Liebig's favourite
A brief guide to Titanium

1. The properties of titanium:

Titanium is a chemical element with the symbol Ti and the atomic number 22. It is one of the transition metals and sits in group 4 in the periodic table. Its appearance is similar to steel, and is an easily forgeable light metal. Its strength properties are similar to those of tempered steel, and it retains these properties up to around 635°C. Depending on how it is alloyed, it has a tensile strength of between 750 und 1150 N/mm2. However, with a specific weight of 4.51g/cm3, titanium is nearly 50% lighter than steel. Its melting point (1660°C) is higher than steel’s and it is exceptionally corrosion-resistant. It can withstand dilute hydrochloric acid and dilute sulfuric acid, and particularly resistant to chloride solutions, seawater and organic acids.

Titanium is antimagnetic. One of the consequences of this is that it is also almost fully insensitive to eddy currents, even in close proximity, where other common materials would heat up to unacceptable levels. Its high effectiveness in EMC-shielding makes titanium ideal for numerous applications where other materials fail or can only deliver insufficient absorption, allowing of course for weight and thickness. One other, intriguing characteristic is that titanium is the only element that can burn in pure nitrogen.

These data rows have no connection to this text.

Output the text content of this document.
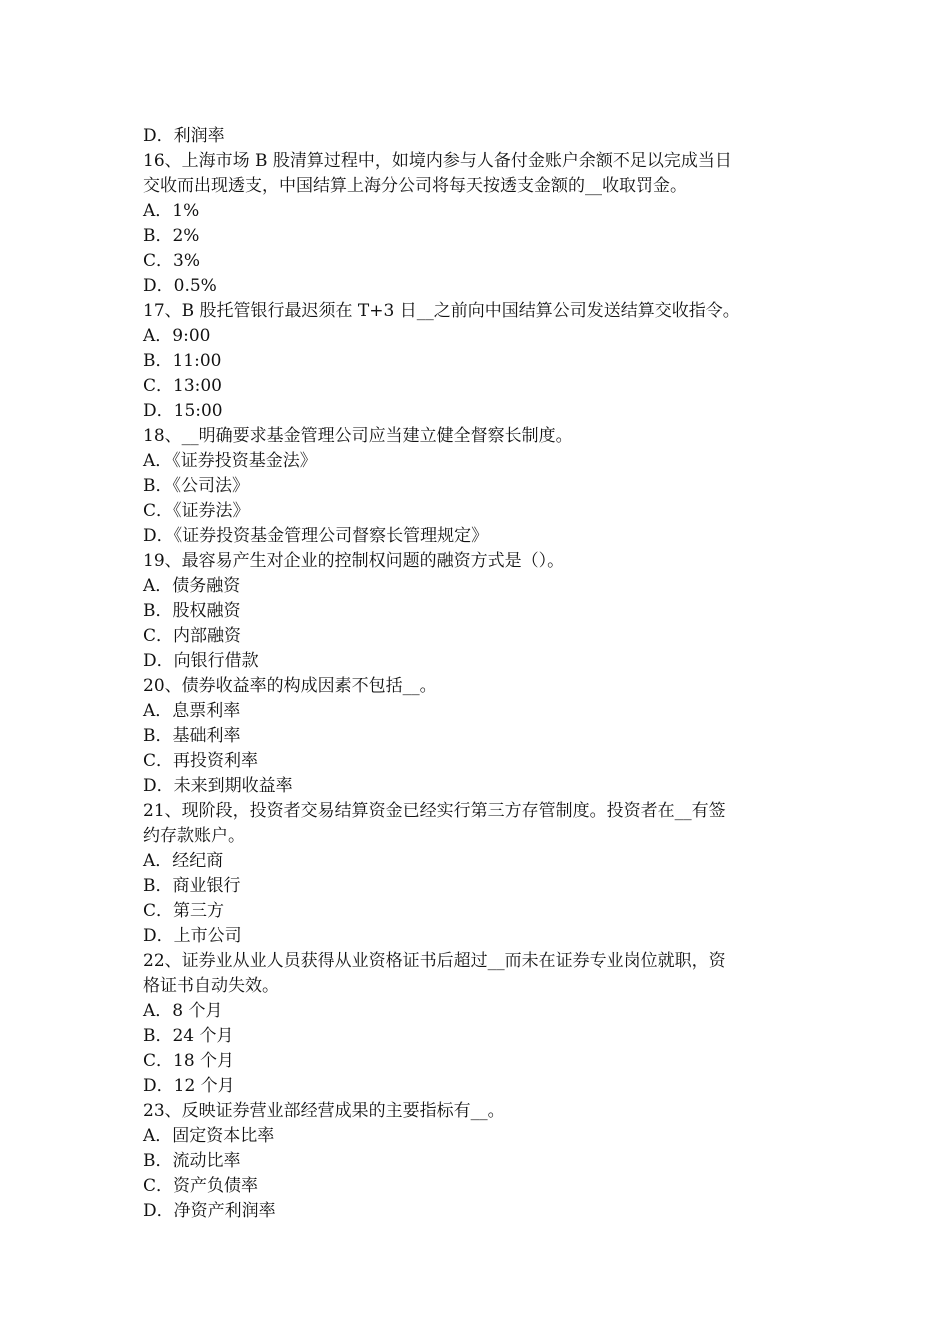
D．利润率
16、上海市场 B 股清算过程中，如境内参与人备付金账户余额不足以完成当日
交收而出现透支，中国结算上海分公司将每天按透支金额的__收取罚金。
A．1%
B．2%
C．3%
D．0.5%
17、B 股托管银行最迟须在 T+3 日__之前向中国结算公司发送结算交收指令。
A．9:00
B．11:00
C．13:00
D．15:00
18、__明确要求基金管理公司应当建立健全督察长制度。
A．《证券投资基金法》
B．《公司法》
C．《证券法》
D．《证券投资基金管理公司督察长管理规定》
19、最容易产生对企业的控制权问题的融资方式是（）。
A．债务融资
B．股权融资
C．内部融资
D．向银行借款
20、债券收益率的构成因素不包括__。
A．息票利率
B．基础利率
C．再投资利率
D．未来到期收益率
21、现阶段，投资者交易结算资金已经实行第三方存管制度。投资者在__有签
约存款账户。
A．经纪商
B．商业银行
C．第三方
D．上市公司
22、证券业从业人员获得从业资格证书后超过__而未在证券专业岗位就职，资
格证书自动失效。
A．8 个月
B．24 个月
C．18 个月
D．12 个月
23、反映证券营业部经营成果的主要指标有__。
A．固定资本比率
B．流动比率
C．资产负债率
D．净资产利润率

Titanium is also used as a micro-alloy component in steel. In a concentration of just 0.01-0.10 per cent by mass, it gives steel extra toughness, strength and ductility. In stainless-steel, it inhibits intergranular corrosion. In alloys with iron, aluminium, molybdenum or manganese, titanium is used to produce extremely strong, light and heat-resistant materials for aeroplane, ship and nuclear reactor construction. It is also used for surgical bone pins, and nowadays makes up a third of the engine of a modern airliner. Components of chemical equipment exposed to corrosive substances are in many cases made of pure titanium.


2. Occurrence in nature:

Titanium is one of the ten most common elements in the earth’s crust, but it only appears chemically-bound as a part of certain minerals, mainly limonite (FeTiO3), rutile (TiO2), and perovskite (CaTiO3). And although it is very widely distributed – typical farmland contains around 0.5% titanium – it only seldom occurs in substantial deposits. The most important of these are in Australia, Scandinavia, North America, the Urals and Malaysia. In 2010 deposits were discovered in Paraguay, but extraction there is currently still only at the planning stage.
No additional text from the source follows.